Yes. my ld.so.conf contains the right paths for blcr library.
>>3. Now, the tasks just continue. How do I induce faults here? If I kill
>> any of the tasks (the hello programs in this case), lamd thinks
>>that
>> the job is done and exits, cleaning up the context file as well.
>
>
> None of the LAM infrastructure should ever remove checkpoint files,
> except when replacing them with new ones (e.g., when you checkpoint a
> parallel job a second time).
There seems to be some problem with blcr as I get only one context file.
Does LAM/MPI depend on a particular version of blcr?
>>My question is, how do I induce faults?
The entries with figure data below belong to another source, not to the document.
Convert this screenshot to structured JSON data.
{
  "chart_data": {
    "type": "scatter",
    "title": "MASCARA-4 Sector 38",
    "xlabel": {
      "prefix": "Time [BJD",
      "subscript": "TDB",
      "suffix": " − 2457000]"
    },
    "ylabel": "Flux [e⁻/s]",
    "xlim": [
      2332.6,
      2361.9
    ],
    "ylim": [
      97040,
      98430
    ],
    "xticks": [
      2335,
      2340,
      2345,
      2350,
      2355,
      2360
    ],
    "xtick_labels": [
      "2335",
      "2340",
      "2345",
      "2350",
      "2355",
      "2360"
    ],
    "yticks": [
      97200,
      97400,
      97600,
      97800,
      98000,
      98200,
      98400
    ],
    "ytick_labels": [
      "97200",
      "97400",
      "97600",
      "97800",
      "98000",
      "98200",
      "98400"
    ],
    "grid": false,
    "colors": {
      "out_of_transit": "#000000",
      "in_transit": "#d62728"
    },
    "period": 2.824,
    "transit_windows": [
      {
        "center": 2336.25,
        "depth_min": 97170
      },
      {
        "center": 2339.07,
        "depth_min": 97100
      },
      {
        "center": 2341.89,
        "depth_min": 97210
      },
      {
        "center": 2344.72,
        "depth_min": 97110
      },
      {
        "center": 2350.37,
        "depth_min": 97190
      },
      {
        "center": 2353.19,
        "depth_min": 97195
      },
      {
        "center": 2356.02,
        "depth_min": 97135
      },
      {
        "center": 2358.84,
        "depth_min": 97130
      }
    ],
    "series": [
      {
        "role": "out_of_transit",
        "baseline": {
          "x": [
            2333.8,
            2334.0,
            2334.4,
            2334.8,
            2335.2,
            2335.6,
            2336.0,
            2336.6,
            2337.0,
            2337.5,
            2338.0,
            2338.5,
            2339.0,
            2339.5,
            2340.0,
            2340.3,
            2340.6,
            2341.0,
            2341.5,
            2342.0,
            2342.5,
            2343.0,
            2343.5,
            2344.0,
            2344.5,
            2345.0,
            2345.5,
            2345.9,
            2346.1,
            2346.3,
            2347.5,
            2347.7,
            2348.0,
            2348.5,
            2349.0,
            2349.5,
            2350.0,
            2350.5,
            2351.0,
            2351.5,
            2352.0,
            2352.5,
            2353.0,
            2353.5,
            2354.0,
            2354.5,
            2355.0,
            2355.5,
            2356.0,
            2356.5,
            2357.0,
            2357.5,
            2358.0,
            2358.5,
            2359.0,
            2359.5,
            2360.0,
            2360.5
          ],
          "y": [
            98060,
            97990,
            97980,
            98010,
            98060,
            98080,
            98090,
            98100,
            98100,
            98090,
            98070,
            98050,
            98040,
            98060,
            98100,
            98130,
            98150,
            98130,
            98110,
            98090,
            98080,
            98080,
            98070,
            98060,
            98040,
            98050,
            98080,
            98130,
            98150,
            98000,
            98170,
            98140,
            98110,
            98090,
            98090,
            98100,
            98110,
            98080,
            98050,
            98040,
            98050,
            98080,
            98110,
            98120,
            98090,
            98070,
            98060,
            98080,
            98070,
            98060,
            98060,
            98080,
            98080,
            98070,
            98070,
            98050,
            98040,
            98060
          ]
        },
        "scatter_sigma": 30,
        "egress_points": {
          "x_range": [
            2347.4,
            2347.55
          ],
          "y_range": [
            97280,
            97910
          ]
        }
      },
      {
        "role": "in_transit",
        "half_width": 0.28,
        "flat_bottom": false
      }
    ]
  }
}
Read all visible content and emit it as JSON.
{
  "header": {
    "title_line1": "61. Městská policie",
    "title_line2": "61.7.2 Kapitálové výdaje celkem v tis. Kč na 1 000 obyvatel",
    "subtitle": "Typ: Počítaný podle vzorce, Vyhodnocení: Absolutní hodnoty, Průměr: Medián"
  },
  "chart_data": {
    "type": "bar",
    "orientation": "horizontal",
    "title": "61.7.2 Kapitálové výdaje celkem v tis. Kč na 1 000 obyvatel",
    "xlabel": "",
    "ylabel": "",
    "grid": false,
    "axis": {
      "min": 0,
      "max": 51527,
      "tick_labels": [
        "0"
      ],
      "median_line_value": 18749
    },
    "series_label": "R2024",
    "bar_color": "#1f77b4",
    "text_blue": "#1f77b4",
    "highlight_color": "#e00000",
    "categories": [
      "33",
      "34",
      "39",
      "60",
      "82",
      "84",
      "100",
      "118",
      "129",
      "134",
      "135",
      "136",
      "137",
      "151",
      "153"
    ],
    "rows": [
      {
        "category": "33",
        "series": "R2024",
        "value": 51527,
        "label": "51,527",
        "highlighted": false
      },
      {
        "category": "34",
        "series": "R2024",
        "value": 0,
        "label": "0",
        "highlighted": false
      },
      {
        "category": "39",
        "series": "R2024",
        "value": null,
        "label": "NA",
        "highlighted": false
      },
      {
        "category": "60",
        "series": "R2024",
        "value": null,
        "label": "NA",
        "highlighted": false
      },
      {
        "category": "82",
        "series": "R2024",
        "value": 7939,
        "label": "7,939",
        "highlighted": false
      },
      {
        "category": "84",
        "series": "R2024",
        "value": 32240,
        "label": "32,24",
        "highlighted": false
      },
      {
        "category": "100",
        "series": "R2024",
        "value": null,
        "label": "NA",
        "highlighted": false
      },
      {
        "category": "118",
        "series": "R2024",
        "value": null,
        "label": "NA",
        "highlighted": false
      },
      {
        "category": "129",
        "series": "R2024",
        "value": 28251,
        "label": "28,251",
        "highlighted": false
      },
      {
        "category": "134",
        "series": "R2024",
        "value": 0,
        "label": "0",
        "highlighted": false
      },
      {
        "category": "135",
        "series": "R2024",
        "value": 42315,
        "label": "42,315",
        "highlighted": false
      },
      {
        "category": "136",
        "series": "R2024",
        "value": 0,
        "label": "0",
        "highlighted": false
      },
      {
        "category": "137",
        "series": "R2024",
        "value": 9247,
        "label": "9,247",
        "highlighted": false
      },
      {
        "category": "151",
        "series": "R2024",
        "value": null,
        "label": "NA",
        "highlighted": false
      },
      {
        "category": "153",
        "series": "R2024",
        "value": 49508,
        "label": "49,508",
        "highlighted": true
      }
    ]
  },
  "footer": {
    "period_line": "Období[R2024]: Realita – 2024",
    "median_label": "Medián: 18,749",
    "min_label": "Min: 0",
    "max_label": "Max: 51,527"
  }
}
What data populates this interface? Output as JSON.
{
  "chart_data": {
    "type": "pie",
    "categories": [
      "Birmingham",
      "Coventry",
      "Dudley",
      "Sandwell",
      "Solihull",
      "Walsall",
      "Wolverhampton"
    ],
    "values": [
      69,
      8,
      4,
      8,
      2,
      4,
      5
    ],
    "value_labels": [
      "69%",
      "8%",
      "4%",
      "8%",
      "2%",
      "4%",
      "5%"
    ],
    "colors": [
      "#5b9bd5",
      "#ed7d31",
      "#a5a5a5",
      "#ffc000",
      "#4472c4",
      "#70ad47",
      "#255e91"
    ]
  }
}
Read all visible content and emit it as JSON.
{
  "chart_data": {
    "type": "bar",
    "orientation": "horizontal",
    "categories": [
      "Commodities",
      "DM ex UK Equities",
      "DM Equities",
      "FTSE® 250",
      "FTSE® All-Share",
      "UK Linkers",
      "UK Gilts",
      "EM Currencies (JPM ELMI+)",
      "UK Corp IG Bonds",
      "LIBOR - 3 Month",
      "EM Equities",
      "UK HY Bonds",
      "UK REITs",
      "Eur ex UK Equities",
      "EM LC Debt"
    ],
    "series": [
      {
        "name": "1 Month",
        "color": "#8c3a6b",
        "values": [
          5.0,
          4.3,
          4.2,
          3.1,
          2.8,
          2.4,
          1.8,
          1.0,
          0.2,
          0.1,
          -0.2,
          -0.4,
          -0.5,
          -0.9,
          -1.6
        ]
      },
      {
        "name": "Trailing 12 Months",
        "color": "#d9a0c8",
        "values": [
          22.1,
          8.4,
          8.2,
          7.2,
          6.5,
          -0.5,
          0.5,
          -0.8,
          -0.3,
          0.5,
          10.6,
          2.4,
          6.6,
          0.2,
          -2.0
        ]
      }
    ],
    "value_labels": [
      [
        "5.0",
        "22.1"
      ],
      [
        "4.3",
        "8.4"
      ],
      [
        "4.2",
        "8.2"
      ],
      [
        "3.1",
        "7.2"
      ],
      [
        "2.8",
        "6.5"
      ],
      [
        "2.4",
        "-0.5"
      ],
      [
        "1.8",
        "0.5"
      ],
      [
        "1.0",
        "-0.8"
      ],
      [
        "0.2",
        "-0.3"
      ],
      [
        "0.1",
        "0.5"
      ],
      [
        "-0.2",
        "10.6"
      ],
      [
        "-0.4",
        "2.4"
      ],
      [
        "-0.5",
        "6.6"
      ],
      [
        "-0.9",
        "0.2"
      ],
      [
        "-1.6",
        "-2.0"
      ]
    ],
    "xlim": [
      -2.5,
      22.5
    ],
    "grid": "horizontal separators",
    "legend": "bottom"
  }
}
Should I kill lamd? Is there
>>anyway I can kill the process with lamcheckpoint, something like
>>lamcheckpoint --kill <mpirun pid>.
>
>
> LAM doesn't currently support such an option. Another way of doing it,
> however, would be to run lamcheckpoint and then lamclean.
>
>>4. How's the lamrestart supposed to be used? When I run lamrestart on
>> the context file generated, nothing happens. No new jobs in Torque,
>> no new processes on the machine. Can lamrestart submit the
>> (restarted) job back to Torque?
>
>
> No. lamrestart will only restart the LAM job. Hence, you must
> manually obtain a new Torque job and setup a new LAM universe (or
> re-use the old one) and then you can lamrestart the old job.
Let me get this straight. I lamcheckpoint the job, collect the context
files, run lamclean and run a new job that contains a lamrestart. Am I
right?
>>5. If I try cr_restart on the context file, I get a seg fault.
>
>
> I suspect that the problem is that you're not getting context files for
> all the parallel processes, and this leads to badness during the
> restart process. However, this could be due to BLCR itself failing.
>
> Are you able to checkpoint / restart serial processes?
Yes. Actually, I have integrated Torque+Maui with blcr as I am working
on some fault tolerance research. It would be great if I can checkpoint
LAM/MPI jobs as well.
--
Pradeep Padala
http://ppadala.blogspot.com
|